Separate explosions last year at Foxconn’s iPad plant in Chengdu and at Pegatron’s iPad plant in Shanghai killed four people and injured 77.

Apple said Monday that its suppliers had pledged to give the labor group unrestricted access to their operations during its inspections.

Apple said the organization would “interview thousands of employees about working and living conditions including health and safety, compensation, working hours and communication with management.” It also will inspect manufacturing areas, worker dormitories and other facilities, the company said.

“We believe that workers everywhere have the right to a safe and fair work environment, which is why we’ve asked the FLA to independently assess the performance of our largest suppliers,” Tim Cook, Apple’s chief executive, said in a statement. While worker advocates generally applauded Apple’s move, some have been critical of Apple’s selection of the FLA.

In January, the company said it would join the group, becoming the first technology company to do so, to help improve conditions in its suppliers’ factories. The news was released along with a report that Apple releases about every year based on its own inspections of factories. That report documented numerous labor violations, including factories where employees worked longer than 60-hour weekly limits and were not paid proper overtime.

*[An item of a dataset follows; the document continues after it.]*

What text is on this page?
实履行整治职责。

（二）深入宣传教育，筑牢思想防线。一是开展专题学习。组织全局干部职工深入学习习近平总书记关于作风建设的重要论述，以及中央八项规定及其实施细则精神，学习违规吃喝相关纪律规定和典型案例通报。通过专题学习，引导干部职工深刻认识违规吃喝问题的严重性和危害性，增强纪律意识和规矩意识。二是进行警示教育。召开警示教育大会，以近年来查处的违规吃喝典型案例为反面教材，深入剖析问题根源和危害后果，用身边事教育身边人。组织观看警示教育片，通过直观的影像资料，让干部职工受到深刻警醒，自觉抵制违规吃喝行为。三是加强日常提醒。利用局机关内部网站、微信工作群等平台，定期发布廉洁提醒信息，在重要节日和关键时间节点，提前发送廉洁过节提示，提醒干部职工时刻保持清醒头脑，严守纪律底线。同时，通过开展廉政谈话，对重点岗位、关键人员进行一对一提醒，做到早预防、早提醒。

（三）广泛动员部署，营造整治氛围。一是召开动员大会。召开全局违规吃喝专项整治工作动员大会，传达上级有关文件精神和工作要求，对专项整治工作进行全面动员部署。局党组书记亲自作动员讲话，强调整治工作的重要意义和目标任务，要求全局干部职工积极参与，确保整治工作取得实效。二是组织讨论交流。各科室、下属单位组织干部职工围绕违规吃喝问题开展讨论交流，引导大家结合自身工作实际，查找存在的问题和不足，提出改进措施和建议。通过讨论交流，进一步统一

When completed, Apple said, the FLA inspections will cover factories where more than 90 percent of Apple’s products are assembled.

Apple stock

closes at $502.60

Investors keep bidding up Apple’s shares in the wake of the company’s staggering sales and profit over its holiday quarter.

Apple’s stock closed above $500 for the first time Monday, closing at $502.60, giving the company a market capitalization of $465 billion. Exxon Mobil, which has been trading the No. 1 position with Apple since last summer, has a $400 billion market cap.

Apple iPads seized

over name dispute

Authorities have seized Apple iPads from retailers in a city in northern China because of a dispute with a domestic company that says it owns the iPad name, an official said Monday. The Chinese company said it is asking for similar action in more than 20 other cities.

The dispute with Shenzhen Proview Technology threatens to complicate Apple’s efforts to sell its popular tablet computer in China.

Investigators started seizing iPads on Thursday in Shijiazhuang, southwest of Beijing, after receiving letters from Shenzhen Proview, said an official of the economic investigation unit of the city’s Xinhua district. He wouldn’t say how many devices had been seized or the number of retailers affected.

An Apple spokeswoman in Beijing, Carolyn Wu, declined to comment.

Shenzhen Proview registered the iPad name in China in 2001. Apple bought rights to the name from a Taiwan affiliate, Proview Taipei, that registered it in various countries as early as 2000. The mainland company says it still owns the name in China.

Information from The Associated Press is included in this report.